Sur les conclusions à fin d'injonction :
6. L'exécution du présent jugement implique seulement que le directeur interrégional de l'administration pénitentiaire de Toulouse procède au réexamen de la demande de M. B... selon une procédure régulière. Par suite, les conclusions à fin d'injonction tendant à ce que l'accident, survenu le 5 septembre 2019, soit reconnu imputable au service ne peuvent qu'être rejetées.
Sur les frais liés au litige :
7. Il y a lieu, dans les circonstances de l'espèce, de mettre à la charge de l'Etat une somme de 1 500 euros au titre des frais exposés par M. B... et non compris dans les dépens.
D E C I D E :
Article 1er : Le jugement n°2004191 du 13 mai 2022 du tribunal administratif de Montpellier est annulé.
Article 2 : La décision du 25 février 2020, confirmée le 10 juin 2020, refusant de reconnaître l'imputabilité au service de l'incident survenu le 5 septembre 2019 est annulée.
Article 3 : L'Etat versera la somme de 1 500 euros à M. B... en application de l'article L. 761-1 du code de justice administrative.
Article 4 : Le surplus des conclusions de la requête de M. B... est rejeté.
Article 5 : Le présent arrêt sera notifié à M. A... B... et au garde des sceaux, ministre de la justice.
Délibéré après l'audience du 26 novembre 2024, à laquelle siégeaient :
Mme Geslan-Demaret, présidente de chambre,
Mme Teuly-Desportes, présidente-assesseure,
Mme Dumez-Fauchille, première conseillère.

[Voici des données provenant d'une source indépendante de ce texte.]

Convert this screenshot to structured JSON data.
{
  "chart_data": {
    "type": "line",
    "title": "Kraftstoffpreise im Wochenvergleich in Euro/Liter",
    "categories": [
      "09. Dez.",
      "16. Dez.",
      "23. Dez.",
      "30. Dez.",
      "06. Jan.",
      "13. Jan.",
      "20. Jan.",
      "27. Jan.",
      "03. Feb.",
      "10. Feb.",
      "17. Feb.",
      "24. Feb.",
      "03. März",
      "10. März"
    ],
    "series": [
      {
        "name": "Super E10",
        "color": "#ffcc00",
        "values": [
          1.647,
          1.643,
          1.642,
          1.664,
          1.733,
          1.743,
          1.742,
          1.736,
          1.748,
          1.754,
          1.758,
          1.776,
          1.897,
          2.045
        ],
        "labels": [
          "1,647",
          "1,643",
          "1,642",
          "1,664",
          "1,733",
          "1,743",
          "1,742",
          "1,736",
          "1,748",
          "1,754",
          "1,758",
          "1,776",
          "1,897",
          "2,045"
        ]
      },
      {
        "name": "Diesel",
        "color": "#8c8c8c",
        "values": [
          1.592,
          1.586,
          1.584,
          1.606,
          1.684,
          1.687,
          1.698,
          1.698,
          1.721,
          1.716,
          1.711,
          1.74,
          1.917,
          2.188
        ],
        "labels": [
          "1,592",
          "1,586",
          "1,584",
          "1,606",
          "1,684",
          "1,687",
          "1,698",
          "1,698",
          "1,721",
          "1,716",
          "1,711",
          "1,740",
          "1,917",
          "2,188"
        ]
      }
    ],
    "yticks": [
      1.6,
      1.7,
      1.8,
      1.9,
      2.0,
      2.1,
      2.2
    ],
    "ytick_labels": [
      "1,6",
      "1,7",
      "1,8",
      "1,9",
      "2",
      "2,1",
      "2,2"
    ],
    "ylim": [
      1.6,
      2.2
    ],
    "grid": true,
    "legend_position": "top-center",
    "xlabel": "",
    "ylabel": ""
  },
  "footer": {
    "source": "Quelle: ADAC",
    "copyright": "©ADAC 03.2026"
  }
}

Rendu public par mise à disposition au greffe le 10 décembre 2024.
La rapporteure,
D. Teuly-Desportes
La présidente,
A. Geslan-Demaret La greffière,
M-M. Maillat
La République mande et ordonne au garde des sceaux, ministre de la justice en ce qui le concerne ou à tous commissaires de justice à ce requis en ce qui concerne les voies de droit commun contre les parties privées, de pourvoir à l'exécution du présent arrêt.